Adheesh Sathaye is an Associate Professor of Sanskrit Literature and Folklore at UBC. He specializes in Sanskrit literary culture, focusing on ideas of performance, narrativity, and vernacularity across a diverse range of genres, from epic and puranic literature to poetry, folktales, and theatre.
Tulika Singh is a PhD Candidate at the University of Alberta, writing her dissertation on concepts of bodies and disabilities in early South Asia under the supervision of Prof. Dagmar Wujastyk. Tulika’s research interests include the social, cultural, medical, and disability history of premodern South Asia. Her doctoral project draws on textual and visual sources to examine how discourses on bodily disorders conceptualize “disability” in relation to class/caste, gender/sex, age, and religion based identities.

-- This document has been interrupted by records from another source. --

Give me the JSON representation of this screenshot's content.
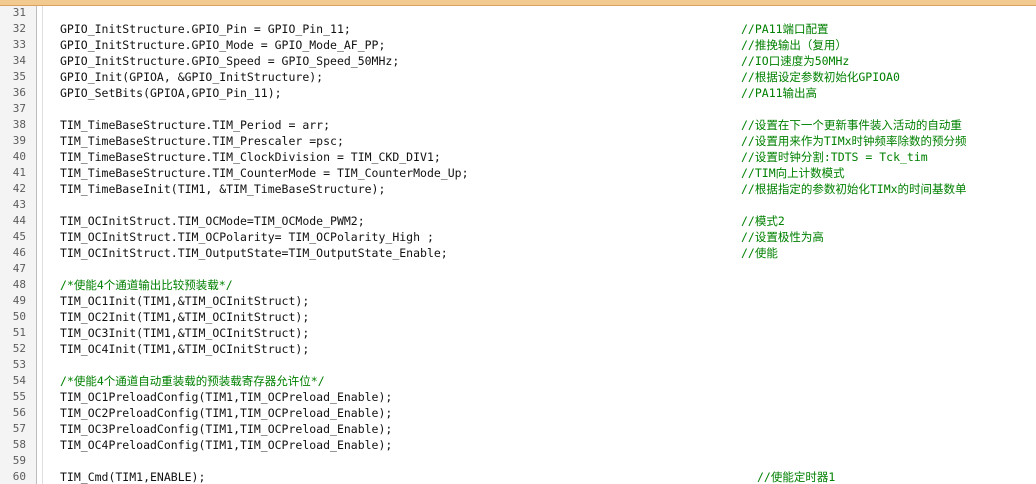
{
  "editor": {
    "lines": [
      {
        "num": "31",
        "code": "",
        "comment": ""
      },
      {
        "num": "32",
        "code": "GPIO_InitStructure.GPIO_Pin = GPIO_Pin_11;",
        "comment": "//PA11端口配置"
      },
      {
        "num": "33",
        "code": "GPIO_InitStructure.GPIO_Mode = GPIO_Mode_AF_PP;",
        "comment": "//推挽输出（复用）"
      },
      {
        "num": "34",
        "code": "GPIO_InitStructure.GPIO_Speed = GPIO_Speed_50MHz;",
        "comment": "//IO口速度为50MHz"
      },
      {
        "num": "35",
        "code": "GPIO_Init(GPIOA, &GPIO_InitStructure);",
        "comment": "//根据设定参数初始化GPIOA0"
      },
      {
        "num": "36",
        "code": "GPIO_SetBits(GPIOA,GPIO_Pin_11);",
        "comment": "//PA11输出高"
      },
      {
        "num": "37",
        "code": "",
        "comment": ""
      },
      {
        "num": "38",
        "code": "TIM_TimeBaseStructure.TIM_Period = arr;",
        "comment": "//设置在下一个更新事件装入活动的自动重"
      },
      {
        "num": "39",
        "code": "TIM_TimeBaseStructure.TIM_Prescaler =psc;",
        "comment": "//设置用来作为TIMx时钟频率除数的预分频"
      },
      {
        "num": "40",
        "code": "TIM_TimeBaseStructure.TIM_ClockDivision = TIM_CKD_DIV1;",
        "comment": "//设置时钟分割:TDTS = Tck_tim"
      },
      {
        "num": "41",
        "code": "TIM_TimeBaseStructure.TIM_CounterMode = TIM_CounterMode_Up;",
        "comment": "//TIM向上计数模式"
      },
      {
        "num": "42",
        "code": "TIM_TimeBaseInit(TIM1, &TIM_TimeBaseStructure);",
        "comment": "//根据指定的参数初始化TIMx的时间基数单"
      },
      {
        "num": "43",
        "code": "",
        "comment": ""
      },
      {
        "num": "44",
        "code": "TIM_OCInitStruct.TIM_OCMode=TIM_OCMode_PWM2;",
        "comment": "//模式2"
      },
      {
        "num": "45",
        "code": "TIM_OCInitStruct.TIM_OCPolarity= TIM_OCPolarity_High ;",
        "comment": "//设置极性为高"
      },
      {
        "num": "46",
        "code": "TIM_OCInitStruct.TIM_OutputState=TIM_OutputState_Enable;",
        "comment": "//使能"
      },
      {
        "num": "47",
        "code": "",
        "comment": ""
      },
      {
        "num": "48",
        "code": "/*使能4个通道输出比较预装载*/",
        "comment": ""
      },
      {
        "num": "49",
        "code": "TIM_OC1Init(TIM1,&TIM_OCInitStruct);",
        "comment": ""
      },
      {
        "num": "50",
        "code": "TIM_OC2Init(TIM1,&TIM_OCInitStruct);",
        "comment": ""
      },
      {
        "num": "51",
        "code": "TIM_OC3Init(TIM1,&TIM_OCInitStruct);",
        "comment": ""
      },
      {
        "num": "52",
        "code": "TIM_OC4Init(TIM1,&TIM_OCInitStruct);",
        "comment": ""
      },
      {
        "num": "53",
        "code": "",
        "comment": ""
      },
      {
        "num": "54",
        "code": "/*使能4个通道自动重装载的预装载寄存器允许位*/",
        "comment": ""
      },
      {
        "num": "55",
        "code": "TIM_OC1PreloadConfig(TIM1,TIM_OCPreload_Enable);",
        "comment": ""
      },
      {
        "num": "56",
        "code": "TIM_OC2PreloadConfig(TIM1,TIM_OCPreload_Enable);",
        "comment": ""
      },
      {
        "num": "57",
        "code": "TIM_OC3PreloadConfig(TIM1,TIM_OCPreload_Enable);",
        "comment": ""
      },
      {
        "num": "58",
        "code": "TIM_OC4PreloadConfig(TIM1,TIM_OCPreload_Enable);",
        "comment": ""
      },
      {
        "num": "59",
        "code": "",
        "comment": ""
      },
      {
        "num": "60",
        "code": "TIM_Cmd(TIM1,ENABLE);",
        "comment": "//使能定时器1"
      }
    ]
  }
}
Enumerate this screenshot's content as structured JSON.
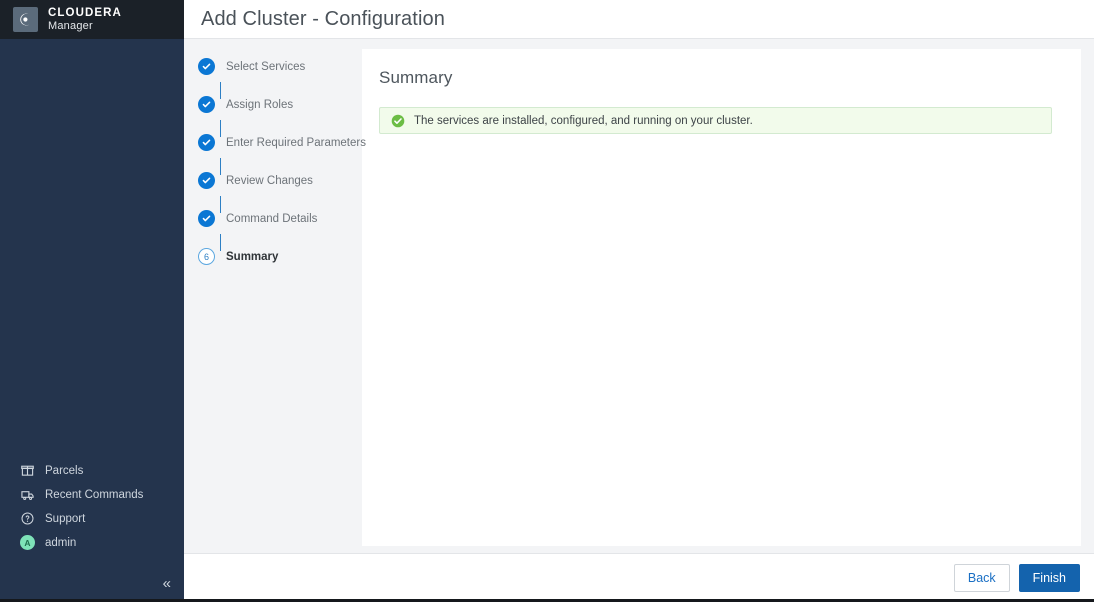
{
  "brand": {
    "logo_icon": "cloudera-c-logo-icon",
    "title": "CLOUDERA",
    "subtitle": "Manager"
  },
  "sidebar": {
    "items": [
      {
        "label": "Parcels",
        "icon": "parcel-box-icon"
      },
      {
        "label": "Recent Commands",
        "icon": "recent-commands-icon"
      },
      {
        "label": "Support",
        "icon": "question-circle-icon"
      },
      {
        "label": "admin",
        "icon": "avatar-icon",
        "avatar_initial": "A"
      }
    ],
    "collapse_label": "«",
    "background_color": "#24344d",
    "brand_background_color": "#1b2128",
    "avatar_color": "#7ee2b8"
  },
  "header": {
    "title": "Add Cluster - Configuration"
  },
  "wizard": {
    "steps": [
      {
        "number": "1",
        "label": "Select Services",
        "state": "done"
      },
      {
        "number": "2",
        "label": "Assign Roles",
        "state": "done"
      },
      {
        "number": "3",
        "label": "Enter Required Parameters",
        "state": "done"
      },
      {
        "number": "4",
        "label": "Review Changes",
        "state": "done"
      },
      {
        "number": "5",
        "label": "Command Details",
        "state": "done"
      },
      {
        "number": "6",
        "label": "Summary",
        "state": "current"
      }
    ],
    "done_color": "#0b77d4",
    "current_color": "#2d7fc4"
  },
  "content": {
    "heading": "Summary",
    "alert": {
      "icon": "success-check-icon",
      "message": "The services are installed, configured, and running on your cluster.",
      "background_color": "#f2fbeb",
      "border_color": "#d3ead0",
      "icon_color": "#62b345"
    }
  },
  "footer": {
    "back_label": "Back",
    "finish_label": "Finish",
    "primary_color": "#1463ad"
  }
}
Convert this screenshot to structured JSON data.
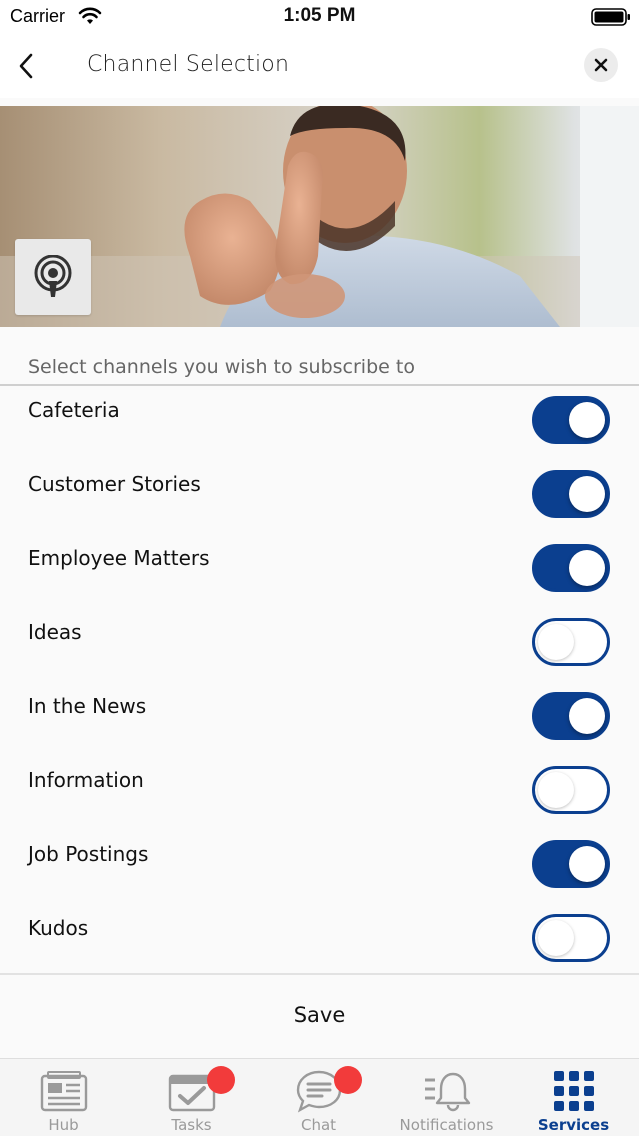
{
  "status_bar": {
    "carrier": "Carrier",
    "time": "1:05 PM"
  },
  "header": {
    "title": "Channel Selection",
    "back_icon": "chevron-left-icon",
    "close_icon": "close-icon"
  },
  "hero": {
    "logo_icon": "broadcast-icon"
  },
  "intro_text": "Select channels you wish to subscribe to",
  "channels": [
    {
      "label": "Cafeteria",
      "enabled": true
    },
    {
      "label": "Customer Stories",
      "enabled": true
    },
    {
      "label": "Employee Matters",
      "enabled": true
    },
    {
      "label": "Ideas",
      "enabled": false
    },
    {
      "label": "In the News",
      "enabled": true
    },
    {
      "label": "Information",
      "enabled": false
    },
    {
      "label": "Job Postings",
      "enabled": true
    },
    {
      "label": "Kudos",
      "enabled": false
    }
  ],
  "save_label": "Save",
  "tabs": [
    {
      "label": "Hub",
      "icon": "newspaper-icon",
      "active": false,
      "badge": false
    },
    {
      "label": "Tasks",
      "icon": "tasks-icon",
      "active": false,
      "badge": true
    },
    {
      "label": "Chat",
      "icon": "chat-icon",
      "active": false,
      "badge": true
    },
    {
      "label": "Notifications",
      "icon": "bell-icon",
      "active": false,
      "badge": false
    },
    {
      "label": "Services",
      "icon": "grid-icon",
      "active": true,
      "badge": false
    }
  ],
  "colors": {
    "accent": "#0b3f8f",
    "badge": "#f23b3b",
    "inactive_tab": "#9a9a9a"
  }
}
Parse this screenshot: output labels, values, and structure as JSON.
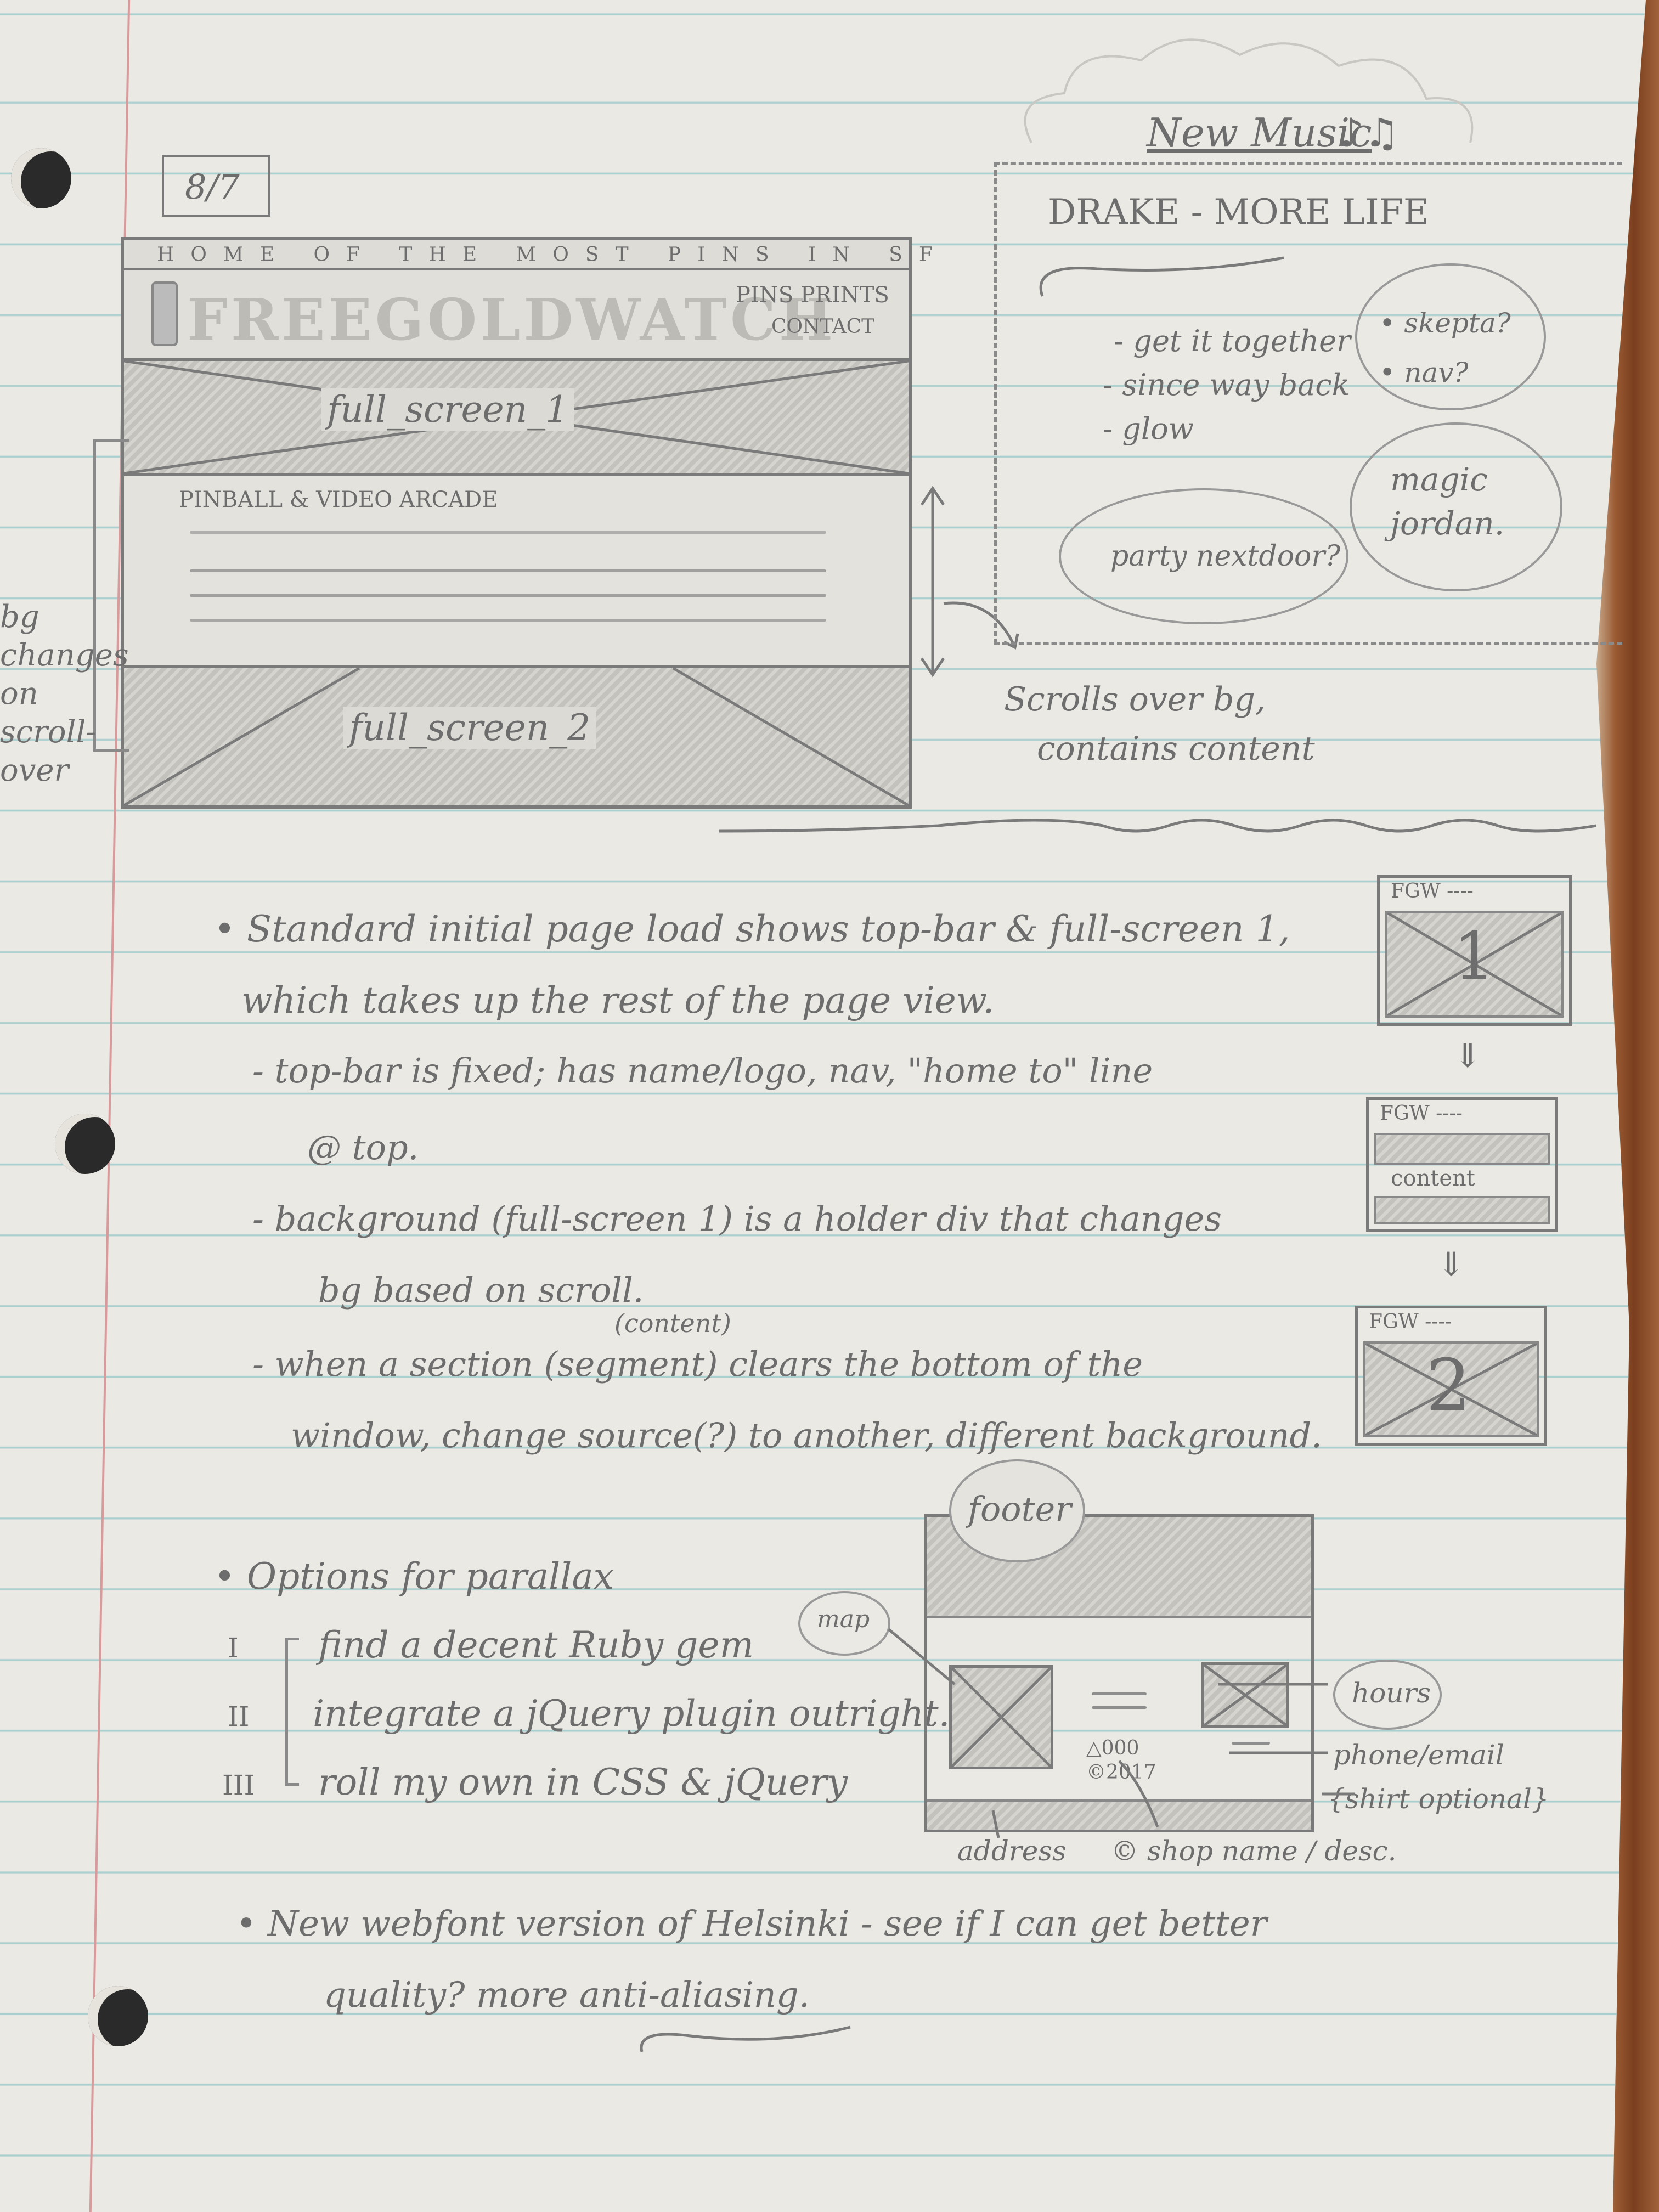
{
  "page_number": "8/7",
  "wireframe": {
    "topbar_text": "HOME OF THE MOST PINS IN SF",
    "logo_text": "FREEGOLDWATCH",
    "nav_line1": "PINS PRINTS",
    "nav_line2": "CONTACT",
    "fullscreen1_label": "full_screen_1",
    "content_heading": "PINBALL & VIDEO ARCADE",
    "fullscreen2_label": "full_screen_2",
    "left_note_lines": [
      "bg",
      "changes",
      "on",
      "scroll-",
      "over"
    ],
    "scroll_note_line1": "Scrolls over bg,",
    "scroll_note_line2": "contains content"
  },
  "music_note": {
    "title": "New Music",
    "track": "DRAKE - MORE LIFE",
    "items": [
      "- get it together",
      "- since way back",
      "- glow"
    ],
    "bubble1": "• skepta?  • nav?",
    "bubble2": "magic jordan.",
    "bubble3": "party nextdoor?"
  },
  "notes": {
    "b1_line1": "• Standard initial page load shows top-bar & full-screen 1,",
    "b1_line2": "which takes up the rest of the page view.",
    "b1_sub1_line1": "- top-bar is fixed; has name/logo, nav, \"home to\" line",
    "b1_sub1_line2": "@ top.",
    "b1_sub2_line1": "- background (full-screen 1) is a holder div that changes",
    "b1_sub2_line2": "bg based on scroll.",
    "b1_sub3_annot": "(content)",
    "b1_sub3_line1": "- when a section (segment) clears the bottom of the",
    "b1_sub3_line2": "window, change source(?) to another, different background.",
    "b2_title": "• Options for parallax",
    "options": [
      {
        "num": "I",
        "text": "find a decent Ruby gem"
      },
      {
        "num": "II",
        "text": "integrate a jQuery plugin outright."
      },
      {
        "num": "III",
        "text": "roll my own in CSS & jQuery"
      }
    ],
    "b3_line1": "• New webfont version of Helsinki - see if I can get better",
    "b3_line2": "quality? more anti-aliasing."
  },
  "thumbs": [
    {
      "header": "FGW ----",
      "label": "1"
    },
    {
      "header": "FGW ----",
      "label": "content"
    },
    {
      "header": "FGW ----",
      "label": "2"
    }
  ],
  "footer_sketch": {
    "title": "footer",
    "map": "map",
    "hours": "hours",
    "phone_email": "phone/email",
    "shirt": "{shirt optional}",
    "address": "address",
    "copyright": "© shop name / desc.",
    "small_text": "△000 ©2017"
  }
}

Dagmar Wujastyk is Associate Professor of South Asian Studies at the University of Alberta in the department of History, Classics, and Religion. She is trained as an Indologist specializing in the history and literature of classical India. Her research focuses on the history of medicine and alchemy in ancient and medieval India.
Dominik Wujastyk (Prof. Emeritus) is a retired Sanskritist and historian. From 2015-2024 he held the Singhmar Chair in Classical Indian Society and Polity, 500 BCE - 500 CE, at the University of Alberta, Canada, where he taught South Asian history. He has conducted historical work on the intellectual history of classical India, especially the history of indigenous linguistics, science and medicine, with a focus on medieval manuscript sources. He is the founder of the international online forum INDOLOGY that since 1990 has provided an active and safe discussion space for professional scholars of early South Asia. He also founded the journal History of Science in South Asia (http://hssa-journal.org), and has led a research project on the history of ancient Indian medicine since 2021 (http://sushrutaproject.org).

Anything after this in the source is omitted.